1.この映画を観終えて最も興味深かったことは、圧倒的に“古めかしい”モノクロ&サイレントという表現方法を用いながら、明らかな“新しさ”を感じたことだった。
それは、「無声映画」が遠い昔の映画の在り方だということの認識は充分にあっても、実際は、チャップリンらの作品のダイジェスト的な映像をかろうじて見かじったことがある程度で、自分自身の映画体験として備わっていないということに他ならない。

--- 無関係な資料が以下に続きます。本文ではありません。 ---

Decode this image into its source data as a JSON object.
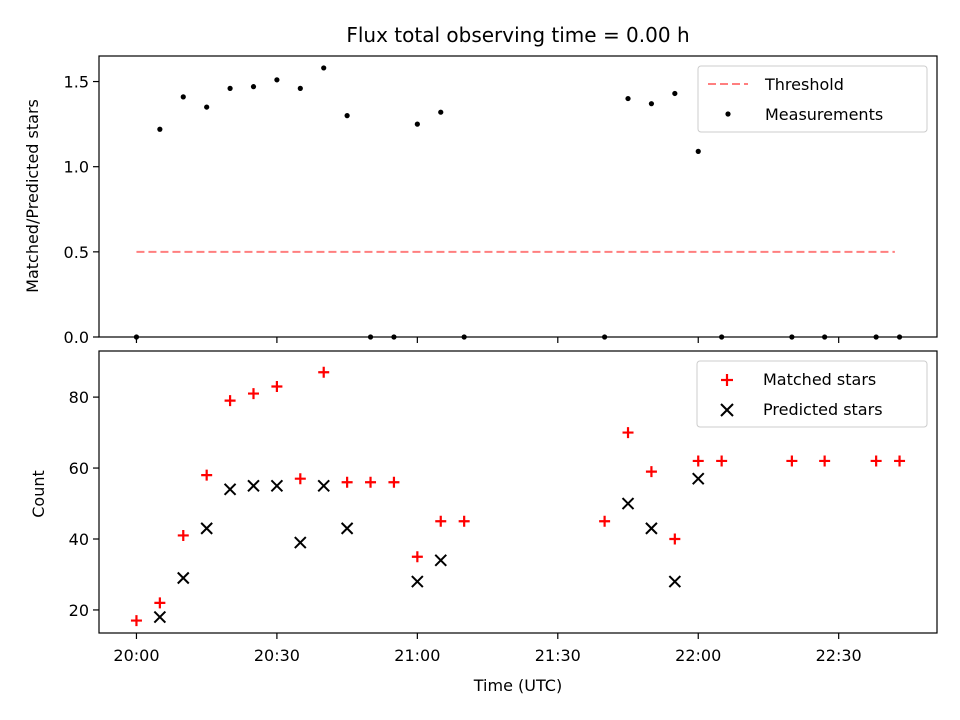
{
  "chart_data": [
    {
      "type": "scatter",
      "title": "Flux total observing time = 0.00 h",
      "ylabel": "Matched/Predicted stars",
      "xlabel": "",
      "xlim": [
        "19:52",
        "22:51"
      ],
      "ylim": [
        0,
        1.65
      ],
      "yticks": [
        0.0,
        0.5,
        1.0,
        1.5
      ],
      "ytick_labels": [
        "0.0",
        "0.5",
        "1.0",
        "1.5"
      ],
      "xticks": [
        "20:00",
        "20:30",
        "21:00",
        "21:30",
        "22:00",
        "22:30"
      ],
      "show_xtick_labels": false,
      "grid": false,
      "legend": "top-right",
      "series": [
        {
          "name": "Threshold",
          "kind": "line",
          "style": "dashed",
          "color": "#ff7f7f",
          "x": [
            "20:00",
            "22:42"
          ],
          "y": [
            0.5,
            0.5
          ]
        },
        {
          "name": "Measurements",
          "kind": "points",
          "color": "#000000",
          "x": [
            "20:00",
            "20:05",
            "20:10",
            "20:15",
            "20:20",
            "20:25",
            "20:30",
            "20:35",
            "20:40",
            "20:45",
            "20:50",
            "20:55",
            "21:00",
            "21:05",
            "21:10",
            "21:40",
            "21:45",
            "21:50",
            "21:55",
            "22:00",
            "22:05",
            "22:20",
            "22:27",
            "22:38",
            "22:43"
          ],
          "y": [
            0.0,
            1.22,
            1.41,
            1.35,
            1.46,
            1.47,
            1.51,
            1.46,
            1.58,
            1.3,
            0.0,
            0.0,
            1.25,
            1.32,
            0.0,
            0.0,
            1.4,
            1.37,
            1.43,
            1.09,
            0.0,
            0.0,
            0.0,
            0.0,
            0.0
          ]
        }
      ]
    },
    {
      "type": "scatter",
      "title": "",
      "ylabel": "Count",
      "xlabel": "Time (UTC)",
      "xlim": [
        "19:52",
        "22:51"
      ],
      "ylim": [
        13.5,
        93
      ],
      "yticks": [
        20,
        40,
        60,
        80
      ],
      "ytick_labels": [
        "20",
        "40",
        "60",
        "80"
      ],
      "xticks": [
        "20:00",
        "20:30",
        "21:00",
        "21:30",
        "22:00",
        "22:30"
      ],
      "xtick_labels": [
        "20:00",
        "20:30",
        "21:00",
        "21:30",
        "22:00",
        "22:30"
      ],
      "show_xtick_labels": true,
      "grid": false,
      "legend": "top-right",
      "series": [
        {
          "name": "Matched stars",
          "kind": "plus",
          "color": "#ff0000",
          "x": [
            "20:00",
            "20:05",
            "20:10",
            "20:15",
            "20:20",
            "20:25",
            "20:30",
            "20:35",
            "20:40",
            "20:45",
            "20:50",
            "20:55",
            "21:00",
            "21:05",
            "21:10",
            "21:40",
            "21:45",
            "21:50",
            "21:55",
            "22:00",
            "22:05",
            "22:20",
            "22:27",
            "22:38",
            "22:43"
          ],
          "y": [
            17,
            22,
            41,
            58,
            79,
            81,
            83,
            57,
            87,
            56,
            56,
            56,
            35,
            45,
            45,
            45,
            70,
            59,
            40,
            62,
            62,
            62,
            62,
            62,
            62
          ]
        },
        {
          "name": "Predicted stars",
          "kind": "cross",
          "color": "#000000",
          "x": [
            "20:05",
            "20:10",
            "20:15",
            "20:20",
            "20:25",
            "20:30",
            "20:35",
            "20:40",
            "20:45",
            "21:00",
            "21:05",
            "21:45",
            "21:50",
            "21:55",
            "22:00"
          ],
          "y": [
            18,
            29,
            43,
            54,
            55,
            55,
            39,
            55,
            43,
            28,
            34,
            50,
            43,
            28,
            57
          ]
        }
      ]
    }
  ]
}
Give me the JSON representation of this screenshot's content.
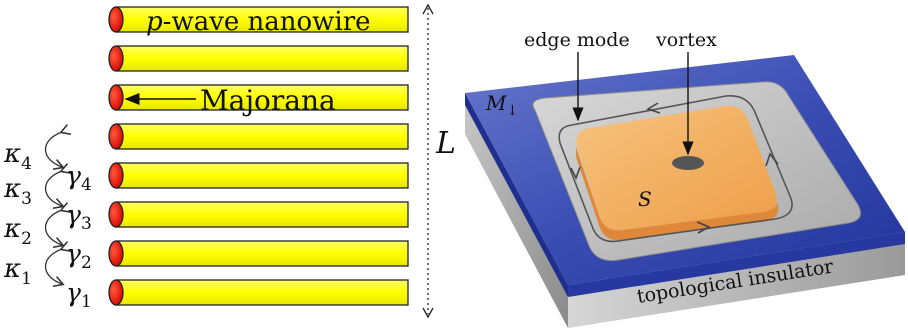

だから、最低限に表示される台詞だけで充分にストーリーと登場人物の感情が伝わるということや、特別な映像合成を用いなくてもハッと驚くシーンが見せられるということに、新たな発見をもって素直に感動することが出来たのだと思う。
そして、それらこそが映画が持ち得る“マジック”なのだということを思い知った。
観賞後、あのシーンが良かったな、あのシーンが好きだな……と、各シーンが印象深く思い出される。それはこの映画が、あまりに基本的ではあるけれど、揺るがない数々の映画のマジックに対して、尊敬の念を込め再表現しているからだ。
昨今の映画に比べ、人物描写があまりに単純で都合良く見えなくもない。ただ、だからこそシンプルに伝わってくる主人公らの純粋な思いこそが、この映画が最も伝えたかったことなのではないかと思える。
懐古主義ということを否定は出来ない。アカデミー賞を獲得したのも、高齢化が進むアカデミー会員の懐かしみの感情をピンポイントで刺激したことは大きな勝因だろう。
しかし、当然ながら今作は、“トーキー”という技法がないから“サイレント”になっているわけではない。
最新の3D技術に至るまでのありとあらゆる映画技法の中から、敢えて“サイレント”というものを選んだに過ぎない。(実際、今作が完全に「無声映画」かと言えばそうではないわけで)
映画表現という概念が、何よりも「自由」を尊重する以上、新しかろうがはたまた古かろうが、どのような表現方法を用いてもそれはまったく構わないことは言うまでもない。
この映画は、懐古主義でありつつ、温故知新により映画の表現方法をまた一つ広げたとも言え、やはり新しい時代に描かれるべき映画だったのだろうと思う。
主演俳優の声にならない慟哭に胸を打たれ、幸福感溢れるタップダンスに心躍る。
映画を楽しむということはこういうことなのだということを、この“無口”な映画は雄弁に語っている。